Michael Mann, the director of
The Insider
, wrote from Hollywood that he knew Scruggs as “a man of rare character, humanity, and I believe a positivism.”

But the letter that generated the most interest came from Scruggs’s old friend Robert Khayat. Writing on the university’s letterhead stationery, Khayat cited Scruggs’s “compassion and generosity” and ended with a proposal:

“It is my belief that any time he spends being incarcerated is an absolute waste of a great deal of talent and ability. He has much to offer society and is a public-spirited person. Furthermore, it would appear to be a waste of taxpayers’ money. Punishment is relative to the individual. A man such as Dick has been amply punished by the loss of his profession and public stature.”

Scruggs, who received copies of the letters, was able to call upon them for consolation while awaiting sentencing. But Khayat’s comments ignited a different reaction elsewhere.

Biggers allowed reporters to read the letters, and excerpts from the messages were published.
Learning of Khayat’s strong support, Grady Tollison became indignant. Though he had once worked in the same firm with the chancellor, Tollison told friends he hoped the new law school would never be named for Khayat.

The letter also proved counterproductive with a more significant figure. Instead of being persuaded by Khayat’s argument, Judge Biggers himself was said to be infuriated.

CHAPTER 26

T
he evening before Dick Scruggs’s sentencing, his California lawyers sampled a taste of rustic Mississippi nightlife. John Keker and his associate Brook Dooley rode with Rex Deloach and others to Taylor, an artsy community eight miles from Oxford, to have dinner at a legendary catfish place called Taylor Grocery. They found themselves in a nest of strange sounds: the hubbub of demin-clad diners and the twangs of a jug band playing for tips in the back. The village occupies a “dry” corner of Lafayette County, where alcohol is illegal, so customers are forced to bring their own. With no notice, the group’s table was supplied with the sizable remains of a magnum of wine.

John Hailman, the recently retired federal prosecutor and wine maven, was leaving after dinner, and on the way out he thought to give the visitors what was left in his bottle. “Welcome to Oxford,” he said to the group. “Looks like you need some wine.” His gesture was a token of the informality at Taylor Grocery. Hailman had recognized Keker, but Scruggs’s attorney did not know the identity of the donor.

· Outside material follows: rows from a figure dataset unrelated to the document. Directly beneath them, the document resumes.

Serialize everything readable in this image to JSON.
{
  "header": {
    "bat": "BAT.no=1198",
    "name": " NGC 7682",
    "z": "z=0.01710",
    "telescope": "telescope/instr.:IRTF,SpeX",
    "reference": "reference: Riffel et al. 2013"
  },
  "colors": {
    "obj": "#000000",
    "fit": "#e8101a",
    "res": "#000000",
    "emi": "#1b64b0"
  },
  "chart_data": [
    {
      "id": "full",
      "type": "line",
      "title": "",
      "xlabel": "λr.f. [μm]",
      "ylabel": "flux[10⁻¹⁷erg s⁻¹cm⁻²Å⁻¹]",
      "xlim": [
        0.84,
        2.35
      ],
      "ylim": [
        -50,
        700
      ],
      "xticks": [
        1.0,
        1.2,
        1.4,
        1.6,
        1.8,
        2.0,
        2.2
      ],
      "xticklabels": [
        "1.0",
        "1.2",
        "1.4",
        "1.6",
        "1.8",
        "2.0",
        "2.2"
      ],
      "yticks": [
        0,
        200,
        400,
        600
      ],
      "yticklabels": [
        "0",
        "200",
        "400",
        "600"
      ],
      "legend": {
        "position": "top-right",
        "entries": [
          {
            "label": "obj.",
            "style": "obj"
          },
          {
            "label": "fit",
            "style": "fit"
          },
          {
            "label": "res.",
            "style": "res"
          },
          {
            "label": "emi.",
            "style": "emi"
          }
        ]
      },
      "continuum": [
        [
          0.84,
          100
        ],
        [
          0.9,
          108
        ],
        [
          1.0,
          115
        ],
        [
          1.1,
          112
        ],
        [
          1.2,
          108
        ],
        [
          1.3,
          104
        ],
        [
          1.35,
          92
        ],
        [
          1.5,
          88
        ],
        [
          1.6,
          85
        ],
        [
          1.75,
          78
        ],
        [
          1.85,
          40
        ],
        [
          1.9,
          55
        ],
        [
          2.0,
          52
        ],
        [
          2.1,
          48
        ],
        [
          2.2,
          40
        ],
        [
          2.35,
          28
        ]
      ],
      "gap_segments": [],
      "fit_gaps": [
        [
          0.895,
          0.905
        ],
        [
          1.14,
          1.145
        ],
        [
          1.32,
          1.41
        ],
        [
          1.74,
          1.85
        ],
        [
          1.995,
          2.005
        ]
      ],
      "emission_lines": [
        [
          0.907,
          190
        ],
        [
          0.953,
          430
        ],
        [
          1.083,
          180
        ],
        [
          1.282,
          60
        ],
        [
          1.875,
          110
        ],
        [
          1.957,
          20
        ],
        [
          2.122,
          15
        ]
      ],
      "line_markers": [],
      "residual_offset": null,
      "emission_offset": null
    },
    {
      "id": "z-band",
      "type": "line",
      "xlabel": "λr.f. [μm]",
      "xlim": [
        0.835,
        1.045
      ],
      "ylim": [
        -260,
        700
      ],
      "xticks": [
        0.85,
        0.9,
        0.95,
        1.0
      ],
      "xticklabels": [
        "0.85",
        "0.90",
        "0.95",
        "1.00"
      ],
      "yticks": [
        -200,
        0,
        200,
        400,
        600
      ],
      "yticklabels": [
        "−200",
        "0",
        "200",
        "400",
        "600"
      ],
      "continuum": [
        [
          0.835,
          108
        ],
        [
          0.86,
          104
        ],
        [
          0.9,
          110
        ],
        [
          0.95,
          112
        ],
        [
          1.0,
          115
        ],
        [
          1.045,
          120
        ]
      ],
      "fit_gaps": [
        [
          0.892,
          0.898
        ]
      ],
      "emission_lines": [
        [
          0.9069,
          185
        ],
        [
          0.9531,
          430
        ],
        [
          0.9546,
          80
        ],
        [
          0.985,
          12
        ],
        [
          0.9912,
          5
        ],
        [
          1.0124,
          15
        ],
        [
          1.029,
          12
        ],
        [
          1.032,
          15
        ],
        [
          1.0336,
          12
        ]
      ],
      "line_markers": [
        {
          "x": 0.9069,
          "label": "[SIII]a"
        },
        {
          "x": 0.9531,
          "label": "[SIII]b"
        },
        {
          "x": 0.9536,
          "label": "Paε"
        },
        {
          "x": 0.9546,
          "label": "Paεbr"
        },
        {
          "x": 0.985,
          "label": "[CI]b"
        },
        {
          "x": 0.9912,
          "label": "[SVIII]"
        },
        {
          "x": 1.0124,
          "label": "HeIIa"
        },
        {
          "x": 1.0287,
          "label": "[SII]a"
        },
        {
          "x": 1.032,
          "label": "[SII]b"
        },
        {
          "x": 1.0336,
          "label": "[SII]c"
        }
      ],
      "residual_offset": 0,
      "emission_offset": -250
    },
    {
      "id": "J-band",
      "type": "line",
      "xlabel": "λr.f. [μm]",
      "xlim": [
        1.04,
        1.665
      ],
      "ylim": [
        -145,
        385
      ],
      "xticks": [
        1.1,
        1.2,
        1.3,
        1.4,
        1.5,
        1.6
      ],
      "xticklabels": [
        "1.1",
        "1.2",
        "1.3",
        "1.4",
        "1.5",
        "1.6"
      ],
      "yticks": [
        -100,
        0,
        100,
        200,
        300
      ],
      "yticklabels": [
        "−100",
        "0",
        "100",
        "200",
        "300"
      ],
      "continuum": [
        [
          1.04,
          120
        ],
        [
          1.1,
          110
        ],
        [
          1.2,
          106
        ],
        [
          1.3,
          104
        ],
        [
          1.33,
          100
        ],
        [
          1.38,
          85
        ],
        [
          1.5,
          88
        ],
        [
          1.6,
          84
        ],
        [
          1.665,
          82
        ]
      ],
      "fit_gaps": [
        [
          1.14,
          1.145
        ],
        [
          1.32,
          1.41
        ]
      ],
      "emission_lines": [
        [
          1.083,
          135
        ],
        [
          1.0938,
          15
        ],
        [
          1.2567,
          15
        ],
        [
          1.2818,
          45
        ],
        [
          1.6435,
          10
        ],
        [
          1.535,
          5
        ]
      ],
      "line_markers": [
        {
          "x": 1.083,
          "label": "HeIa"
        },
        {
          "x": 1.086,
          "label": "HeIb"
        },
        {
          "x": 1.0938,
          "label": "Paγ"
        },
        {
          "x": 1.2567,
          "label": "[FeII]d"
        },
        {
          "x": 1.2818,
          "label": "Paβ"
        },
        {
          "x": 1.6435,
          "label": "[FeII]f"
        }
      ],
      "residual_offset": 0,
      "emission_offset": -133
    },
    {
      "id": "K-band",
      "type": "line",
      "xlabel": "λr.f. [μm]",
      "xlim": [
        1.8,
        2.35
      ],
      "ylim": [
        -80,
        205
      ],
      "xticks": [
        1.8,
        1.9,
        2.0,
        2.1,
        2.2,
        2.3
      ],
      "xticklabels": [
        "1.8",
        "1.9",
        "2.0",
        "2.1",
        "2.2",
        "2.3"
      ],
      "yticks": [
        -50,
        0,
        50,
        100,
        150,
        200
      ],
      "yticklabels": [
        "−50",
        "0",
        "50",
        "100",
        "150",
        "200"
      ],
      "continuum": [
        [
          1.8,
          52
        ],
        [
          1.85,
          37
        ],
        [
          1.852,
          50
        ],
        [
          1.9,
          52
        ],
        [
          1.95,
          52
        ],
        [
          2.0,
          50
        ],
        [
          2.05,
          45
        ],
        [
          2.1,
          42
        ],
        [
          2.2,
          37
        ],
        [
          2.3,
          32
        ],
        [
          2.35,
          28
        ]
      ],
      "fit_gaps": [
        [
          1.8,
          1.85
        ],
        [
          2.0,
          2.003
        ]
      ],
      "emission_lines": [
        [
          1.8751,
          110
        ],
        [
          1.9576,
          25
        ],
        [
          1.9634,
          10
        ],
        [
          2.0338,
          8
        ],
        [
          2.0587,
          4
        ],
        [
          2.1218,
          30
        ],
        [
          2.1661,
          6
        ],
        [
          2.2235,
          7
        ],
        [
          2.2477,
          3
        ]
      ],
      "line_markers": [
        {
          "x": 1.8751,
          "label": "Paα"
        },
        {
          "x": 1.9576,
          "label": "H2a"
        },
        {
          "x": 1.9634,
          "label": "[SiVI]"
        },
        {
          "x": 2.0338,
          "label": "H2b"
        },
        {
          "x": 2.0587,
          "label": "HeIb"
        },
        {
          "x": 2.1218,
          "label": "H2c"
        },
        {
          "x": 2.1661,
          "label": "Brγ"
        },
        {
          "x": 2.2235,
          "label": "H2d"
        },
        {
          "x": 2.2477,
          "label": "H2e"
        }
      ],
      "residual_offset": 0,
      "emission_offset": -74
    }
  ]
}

    The next day, a crowd began to gather outside Judge Biggers’s courtroom nearly an hour before doors opened. Many of them had come to give moral support to Scruggs: members of his family, including all of Diane’s siblings, and close friends such as Mike Moore, Sam Davis, and Robert Khayat. Others, though, had different reasons for
being there. Roberts Wilson, the former partner who had fought with Scruggs for fifteen years, had made the trip from his home in Alabama to witness the latest installment in the downfall of Dick Scruggs. Wilson’s lawyer, Charlie Merkel, had driven over from Clarksdale to see his old enemy in the dock. And Grady Tollison, whose case had resulted in the bribery, sat inside the rails of the courtroom, uncomfortably close to the defendant’s table.